Western leadership is a meritocracy where the most driven, talented, hardest working and ambitious are given the responsibility for those cannot make it to the top. Everyone knows the rules and the system works pretty well. The American version is at one end where the degree of ruthlessness is more pronounced and accepted. Other Western nations have less stringent variations, but fundamentally follow the same basic ideas about who deserves to be a leader. What happens when you put these leaders in charge of a Japanese team?
The hero’s journey is not pronounced so much in Japan because the hero cannot make it alone. Here the team is required to pull together as a unit and strengths and weaknesses are evened out across jobs and personalities. The idea of 1 + 1 = 5 is often talked about in the West as a aspiration but in Japan it is the reality. The component parts are harmonised and concentrated to get the results. Individual requirements are not promoted above the good of the group.
Landing into Tokyo and applying the Western hard driving leadership model will end in tears for everyone and make the newbie’s stay here brief and frustrating. Intangibles are important and connections is a big one. I remember a previous staff member of mine seeking advice on what to do about his new bolshie boss. I told him to hang in there and wait until to he got posted somewhere else. Unfortunately, he couldn’t bear it anymore and quit. When he quit, 200 others quit as well. They weren’t other staff, they were key relationships in that industry built up over multiple decades. My previous staff member was no doubt was replaced but those relations of his will only be replaced over decades to come and that loss is huge. The new broom was clueless about that aspect, because he thought he was getting the staff aligned with the new direction. His own glorious career was uppermost in his mind as he wrought havoc left and right.
As I have talked about before, getting change in Japan is tough, tough, tough.
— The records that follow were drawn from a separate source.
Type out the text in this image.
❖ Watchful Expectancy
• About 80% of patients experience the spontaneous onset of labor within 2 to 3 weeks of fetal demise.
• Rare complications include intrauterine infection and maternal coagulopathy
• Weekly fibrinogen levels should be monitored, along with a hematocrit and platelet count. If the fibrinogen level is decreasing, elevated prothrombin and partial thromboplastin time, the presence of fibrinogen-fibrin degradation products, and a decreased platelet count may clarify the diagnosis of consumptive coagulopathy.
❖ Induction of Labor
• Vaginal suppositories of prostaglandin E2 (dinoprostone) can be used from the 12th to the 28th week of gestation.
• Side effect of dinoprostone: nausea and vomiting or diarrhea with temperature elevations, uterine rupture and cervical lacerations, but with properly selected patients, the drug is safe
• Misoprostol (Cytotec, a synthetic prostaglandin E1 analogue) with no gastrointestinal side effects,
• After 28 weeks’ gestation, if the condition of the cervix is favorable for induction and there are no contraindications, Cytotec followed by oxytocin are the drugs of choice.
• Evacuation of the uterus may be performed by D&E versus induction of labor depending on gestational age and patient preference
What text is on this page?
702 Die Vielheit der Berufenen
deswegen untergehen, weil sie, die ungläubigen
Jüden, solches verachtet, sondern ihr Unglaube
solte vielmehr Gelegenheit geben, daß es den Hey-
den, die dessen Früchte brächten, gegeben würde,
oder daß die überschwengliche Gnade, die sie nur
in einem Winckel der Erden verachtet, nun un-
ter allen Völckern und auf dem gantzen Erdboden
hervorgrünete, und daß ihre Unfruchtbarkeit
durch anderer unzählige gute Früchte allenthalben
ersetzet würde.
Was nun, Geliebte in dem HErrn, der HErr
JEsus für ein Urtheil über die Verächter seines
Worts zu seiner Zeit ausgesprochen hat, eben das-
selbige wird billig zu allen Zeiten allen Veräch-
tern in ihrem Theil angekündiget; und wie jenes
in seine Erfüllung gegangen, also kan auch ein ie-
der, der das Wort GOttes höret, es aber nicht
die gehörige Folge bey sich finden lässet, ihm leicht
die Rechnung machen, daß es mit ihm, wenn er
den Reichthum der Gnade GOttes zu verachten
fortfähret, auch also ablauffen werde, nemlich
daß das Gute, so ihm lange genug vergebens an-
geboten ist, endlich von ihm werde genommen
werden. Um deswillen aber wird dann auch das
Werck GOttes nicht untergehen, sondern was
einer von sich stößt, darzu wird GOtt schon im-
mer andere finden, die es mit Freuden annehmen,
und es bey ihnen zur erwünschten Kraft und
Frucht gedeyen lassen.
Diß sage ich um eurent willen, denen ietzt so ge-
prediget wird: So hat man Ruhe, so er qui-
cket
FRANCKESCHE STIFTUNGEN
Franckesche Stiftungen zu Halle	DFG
It is also tough for Japanese leaders too and requires immense amounts of time to be invested and one-on-one persuasion. This effort requires trust, communication and persuasion skills. Imagine trying to do that where there is no common language level capability. Mistakes, misunderstandings and confusion are bound to be the product of two people trying to communicate but doing so imperfectly. Also imagine if in 2023 you were illiterate and trying to run a complex organisation. That is the reality for maybe 99% of foreign leaders in Japan, because few speak Japanese and even fewer can read or write in Japanese. It is hard to be majestically self-assured when you cannot read or write.
“All of our staff speak English”, is the supposed antidote to the plight of the illiterate leader. Just to make it more interesting, as foreign leaders we speak too quickly, to directly and pepper our language with idioms and uncommon phrases. Even as a foreigner here, I find American English can be challenging, because I didn’t watch their television programmes and I didn’t grow up there. I don’t listen to rap music and I don’t watch many movies these days. Sometimes I have no idea what they are talking about and have to ask for a clarification. Now I am a native speaker, who coming from sporty Australia and fairly used to sporting metaphors. If I have grown up in Japan though and English is a language I have earnt at school and varsity, there are bound to be huge gaps in understanding. Being a diligent Japanese team member, I won’t embarrass the boss by admitting their communication is flawed and that I have little clue as to what they are talking about. I will nod, smile and act polite and wonder what is going on.
Pushing a piece of string is a good metaphor for the driving foreign leader in Japan. Strength of will, will only get us so far in our own cultures and will basically get you nowhere here because that isn’t how things work. Firing people who won’t do what you want isn’t considered a valid reason for termination in Japan, so persuasion is the required method. Often the reason is related to the client relationship. The foreign boss may be here for three to five years, but the client is here forever, long after the memory of that pesky boss has faded away.
Also we should add in time – lots of time. If you are in a hurry, then you are piling on heaps of unnecessary pressure. Rushing things through, getting lots of stuff done, making quick decisions and driving the results are the hallmark of the successful boss in the West. That would be a list very hard to apply to most Japanese leaders. Quick decision making here is seen as being flippant and not being considered enough, not taking the time to gather the facts and information needed to make the right decision.
In fact, rather than the right answer, Japan is more concerned in getting the question right. Think about that and you see what a different approach is being taken here. Japanese leaders are masters at building a consensus, smoothing out obstacles and finding a harmonious path forward. They don’t want hidden resistance and slowing down the execution of the decision. They know the clients and the staff and they know the limits of how far they should push and where they should compromise today for the future benefit.
Humility and a desire to learn new skills and methods is a worthy set of aspirations for the foreign leader transplanted here for a few years, rather than imagining business infrastructure and customs have to now change because the foreign leader has now landed at Haneda. Japan has a lot to teach us and we should be open to the lessons, because these will hold us in good stead whereever we go in the world.